As Atlantic Canadians felt the crunch, the region’s premiers responded in one of two ways. Three premiers chose to deliver tax relief. New Brunswick Premier Blaine Higgs introduced sweeping income tax cuts. Prince Edward Island Premier Dennis King rolled out $1,000 payments for families to help confront inflation. And Newfoundland and Labrador Premier Andrew Furey slashed gas taxes by seven cents per litre.
Only Houston failed to offer any kind of meaningful relief to taxpayers.
Houston was even more in the wrong because the government of Nova Scotia continues to profit handsomely from inflation.
Thousands of Nova Scotians will be pushed into higher tax brackets by inflation this year even though they’re not further ahead. That’s because the Nova Scotia government is one of the only governments in Canada that fails to index its tax brackets to inflation. A Canadian Taxpayers Federation report shows that Nova Scotia taxpayers will lose between $175 and $653 due to this sneaky tax hike known as bracket creep. That’s hundreds of dollars Nova Scotians won’t be able to spend on gas, groceries and other essentials.

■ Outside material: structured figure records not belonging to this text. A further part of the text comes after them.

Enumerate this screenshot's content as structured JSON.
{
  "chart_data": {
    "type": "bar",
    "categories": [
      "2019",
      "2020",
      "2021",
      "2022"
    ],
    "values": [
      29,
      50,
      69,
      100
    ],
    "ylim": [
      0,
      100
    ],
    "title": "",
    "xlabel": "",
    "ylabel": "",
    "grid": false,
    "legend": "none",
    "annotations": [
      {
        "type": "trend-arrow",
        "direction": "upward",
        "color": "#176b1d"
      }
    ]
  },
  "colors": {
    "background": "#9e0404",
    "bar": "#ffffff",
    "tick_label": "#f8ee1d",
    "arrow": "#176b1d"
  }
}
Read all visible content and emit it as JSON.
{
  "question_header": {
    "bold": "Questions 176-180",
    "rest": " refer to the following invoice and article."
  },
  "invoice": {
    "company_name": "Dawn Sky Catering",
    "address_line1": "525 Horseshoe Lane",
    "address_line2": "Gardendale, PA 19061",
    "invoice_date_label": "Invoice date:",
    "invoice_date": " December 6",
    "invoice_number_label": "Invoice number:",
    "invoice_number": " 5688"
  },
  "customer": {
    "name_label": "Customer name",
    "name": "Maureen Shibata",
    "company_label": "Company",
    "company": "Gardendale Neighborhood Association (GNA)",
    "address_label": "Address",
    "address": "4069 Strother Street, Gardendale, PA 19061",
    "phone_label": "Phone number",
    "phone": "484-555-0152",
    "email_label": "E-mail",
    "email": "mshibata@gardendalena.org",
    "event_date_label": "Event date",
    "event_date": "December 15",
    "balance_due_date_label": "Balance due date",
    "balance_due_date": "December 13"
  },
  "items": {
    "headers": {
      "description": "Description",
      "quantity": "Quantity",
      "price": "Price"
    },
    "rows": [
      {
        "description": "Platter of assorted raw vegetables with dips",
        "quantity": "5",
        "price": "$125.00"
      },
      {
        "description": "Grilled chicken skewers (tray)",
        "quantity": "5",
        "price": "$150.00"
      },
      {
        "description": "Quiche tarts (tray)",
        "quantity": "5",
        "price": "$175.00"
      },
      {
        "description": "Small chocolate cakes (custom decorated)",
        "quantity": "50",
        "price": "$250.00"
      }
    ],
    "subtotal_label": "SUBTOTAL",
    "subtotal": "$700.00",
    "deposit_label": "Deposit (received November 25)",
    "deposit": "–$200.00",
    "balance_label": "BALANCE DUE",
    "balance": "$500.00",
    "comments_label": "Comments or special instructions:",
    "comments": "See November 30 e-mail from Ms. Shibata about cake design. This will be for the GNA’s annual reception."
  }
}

Not only is the Houston government exploiting bracket creep and raking in millions off the backs of hardworking Nova Scotians, but it’s also collecting soaring sales tax revenue. Sales tax revenue in fiscal year 2021-22 was a whopping $613.5 million more than the government originally anticipated. Because sales tax is charged as a percentage of the final price of a good, when prices go up, so too does sales tax revenue.
The Houston government is rolling in taxpayer dough, but it’s stubbornly refusing to pass on even some of that to hardworking taxpayers. As budget 2023 draws near, it’s time for Houston to join Higgs, King and Furey and offer inflation relief for taxpayers.
Houston should start by ending bracket creep. The days of government exploiting cost-of-living bumps needs to end. The average family stands to save hundreds of dollars per year if Houston finally kills this practice.
Houston should also cut the sales tax. Higher prices means more sales tax revenue. If Houston cut the sales tax by one percentage point, he could leave $222.2 million in taxpayers’ pockets. That is more than offset by the $613.5 million surge in sales tax revenue Nova Scotia saw last year alone.
To shore up the province’s finances, Houston could also start to close the gap between the salaries of government employees and private sector workers. Last year, Nova Scotia spent $4.8 billion on employee compensation. In Atlantic Canada, government employees make 7.2 per cent more than their neighbours who don’t work government. Closing the gap would save taxpayers $350 million.
When it comes to inflation relief, Houston is late to the party. But it’s better to be late to the party than to miss it altogether. The night is, as they say, still young. It’s time for Houston to make his entrance and finally deliver for Nova Scotia taxpayers.
Jay Goldberg is the Ontario Director at the Canadian Taxpayers Federation. He previously served as a policy fellow at the Munk School of Public Policy and Global Affairs. Jay holds a Ph.D. in Political Science from the University of Toronto.